It’s a story as old as time. Girl starts blog. Girl listens to Radiohead on repeat for hours on end. Girl realizes that she spent her last creative neurons on Lib Dem apologetics and stares blankly at well intended but sparse blog. Honestly I think there’s simply too much to talk about. As soon as I leave the movie theater ready to review and provoke I find myself in a heated debate about the tragic state of the English parliament after which i’m finishing The Time Traveler’s Wife over decaf Chai and appreciating how much better Magnet’s cover of Lay Lady Lay is than Dylan’s original.
Thankfully, youtube can always be relied on to relieve creative stagnation and so I will begin by stirring up some old controversy. In March 2008, 8 teenagers, 6 of whom were girls lured an alleged friend into one of their homes so they could beat her senseless and then put the video on youtube and myspace. Apparently the victim had posted slanderous statements concerning the attackers on the social networking sight and thus obviously deserved to be beaten to an unrecognizable pulp. Their logic was a bit baffling to me but apparently being 21, according to my 16 year old sister, makes me completely unqualified to pass any sort of judgment on the troubled universe of her age group. Independent of age of course remains the mind-boggling stupidity it takes to sandwich a violent felony between fuzzy kittens and sushi tutorials for all to see. Not surprisingly, all 8 were arrested and tried for their 7 minutes of fame, leaving only a trail of talk show speculations as to why these things are happening more and more frequently. The primary culprits according to parents are of course youtube and the media with their morally neutralizing powers.
Now I may of course be overstepping boundaries once again by declaring how fantastically ludicrous that is, but what the heck, I’m just going to go ahead and step on some toes. If eight 16 year olds trap a defenceless classmate in a room and go town on her skull it seems to me that there may be a little more to it than a misguided use and abuse of the internet. In fact, I’m going to tread a little farther on this perilous trail and say that there were in fact some parents involved that desperately failed at doing what God intended them to do…RAISE THEIR CHILDREN!!! That is, not just feed, clothe and occasionally get them to take the trash out, but actually teach them the difference between RIGHT and OH SO TERRIBLY WRONG. I am so sick and tired of switching on the TV and having to listen to yet another mother offer up her grain of salt concerning teenage violence. “It’s definitely Mortal Combat with all that killing. Oh yeah! And all those Slasher movies. No wonder kids are acting so aggressively towards one another”. Don’t get me wrong, I’m not particularly fond of excessive violence either but somewhere deep down I know that the reason I don’t slit people’s throats in broad daylight has a lot to do with who I am as a person and the values my parents instilled in me. Of course some kids are more sensitive than others and should not be left to point crossbows at armies of the undead, but that once again brings us back to the frequency only a parent or guardian can tune into. If you’re going let your kids play these kinds of games or watch those kinds of movies, have the good sense to observe your offspring and intervene when necessary.

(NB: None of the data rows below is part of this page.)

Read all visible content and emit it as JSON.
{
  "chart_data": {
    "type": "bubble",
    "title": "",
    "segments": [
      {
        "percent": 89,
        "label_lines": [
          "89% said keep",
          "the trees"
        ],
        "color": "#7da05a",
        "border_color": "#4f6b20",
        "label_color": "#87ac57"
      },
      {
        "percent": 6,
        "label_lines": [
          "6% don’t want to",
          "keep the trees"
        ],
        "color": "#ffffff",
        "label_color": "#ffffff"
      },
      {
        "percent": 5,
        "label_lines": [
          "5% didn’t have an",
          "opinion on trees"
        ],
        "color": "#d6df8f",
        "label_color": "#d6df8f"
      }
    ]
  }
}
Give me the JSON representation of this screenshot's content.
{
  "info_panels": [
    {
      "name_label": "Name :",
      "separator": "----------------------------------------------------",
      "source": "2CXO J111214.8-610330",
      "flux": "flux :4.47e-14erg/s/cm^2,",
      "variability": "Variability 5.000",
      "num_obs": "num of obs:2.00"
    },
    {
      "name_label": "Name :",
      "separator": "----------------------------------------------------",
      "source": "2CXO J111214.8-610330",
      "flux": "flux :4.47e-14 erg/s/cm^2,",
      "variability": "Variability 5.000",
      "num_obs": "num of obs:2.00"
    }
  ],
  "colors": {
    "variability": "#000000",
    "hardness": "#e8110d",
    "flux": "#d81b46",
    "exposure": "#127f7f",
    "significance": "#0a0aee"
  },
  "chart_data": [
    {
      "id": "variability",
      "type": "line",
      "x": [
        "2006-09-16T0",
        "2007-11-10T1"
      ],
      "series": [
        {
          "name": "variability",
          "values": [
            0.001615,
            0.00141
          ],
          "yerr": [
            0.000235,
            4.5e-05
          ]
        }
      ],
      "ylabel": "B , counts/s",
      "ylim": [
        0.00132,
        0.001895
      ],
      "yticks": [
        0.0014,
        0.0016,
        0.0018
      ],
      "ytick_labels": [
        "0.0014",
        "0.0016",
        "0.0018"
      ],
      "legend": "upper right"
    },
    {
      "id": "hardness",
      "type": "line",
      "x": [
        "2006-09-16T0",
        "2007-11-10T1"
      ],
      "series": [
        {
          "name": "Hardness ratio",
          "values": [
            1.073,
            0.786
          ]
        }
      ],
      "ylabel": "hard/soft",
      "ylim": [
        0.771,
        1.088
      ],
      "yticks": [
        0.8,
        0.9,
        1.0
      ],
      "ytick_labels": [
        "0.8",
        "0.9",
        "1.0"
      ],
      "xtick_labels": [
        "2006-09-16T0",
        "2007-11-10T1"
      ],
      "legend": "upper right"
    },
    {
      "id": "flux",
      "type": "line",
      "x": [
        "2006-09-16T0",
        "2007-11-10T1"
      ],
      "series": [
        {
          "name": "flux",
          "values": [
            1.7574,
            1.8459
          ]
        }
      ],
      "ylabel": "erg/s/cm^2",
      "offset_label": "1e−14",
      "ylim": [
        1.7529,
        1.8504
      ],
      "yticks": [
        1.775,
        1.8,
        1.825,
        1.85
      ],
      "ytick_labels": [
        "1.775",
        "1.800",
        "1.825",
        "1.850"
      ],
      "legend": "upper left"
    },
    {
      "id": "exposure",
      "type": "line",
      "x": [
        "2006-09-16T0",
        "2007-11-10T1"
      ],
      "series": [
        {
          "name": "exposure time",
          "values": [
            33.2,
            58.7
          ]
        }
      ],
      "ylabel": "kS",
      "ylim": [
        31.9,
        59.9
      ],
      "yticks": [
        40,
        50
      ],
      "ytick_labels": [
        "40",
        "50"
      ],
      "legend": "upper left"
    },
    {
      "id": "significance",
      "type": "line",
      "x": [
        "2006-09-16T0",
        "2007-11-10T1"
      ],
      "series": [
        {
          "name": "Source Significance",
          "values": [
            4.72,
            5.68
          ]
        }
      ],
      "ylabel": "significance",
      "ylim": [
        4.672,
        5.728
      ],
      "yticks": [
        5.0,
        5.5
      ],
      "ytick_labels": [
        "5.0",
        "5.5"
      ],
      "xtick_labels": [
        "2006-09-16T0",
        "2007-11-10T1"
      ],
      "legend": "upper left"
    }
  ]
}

The tragically underdiscussed issue remained of course the trigger of the whole fiasco, Lindsay, the victim’s, inappropriate comments on Myspace. According to the girls, she had repeatedly spread false rumors and badmouthed the attackers on her page, humiliating them in a way they felt they could only repay her for by assaulting her and filming it. Let’s address for one minute the issue of how far we’ve fallen from social grace for this degree of virtual defamation to become the norm among teenagers. Of course there is no excuse for what those kids did to Lindsay, but you do have to wonder what the heck that girl was writing in the first place for them to even consider such an act. At the risk of sounding like I was born in plaid and pantyhose, I really don’t remember reading about anything of this nature when I was in my early to mid-teens. Sure, kids said terrible things to each other but those who did generally had the good sense to keep it within the bounds of hushed conversation and/or hallway disputes. If you didn’t like someone you confided in your friends and that was usually that. Nowadays every ugly truth, every hideous rumor is immediately exposed to the harsh glow of a computer screen and as we have all witnessed this method seems to breed particularly poisonous results.
OH for the days when you stuck your tongue out at your arch nemesis and left covered in mud rather than blood and a world wide web of shame.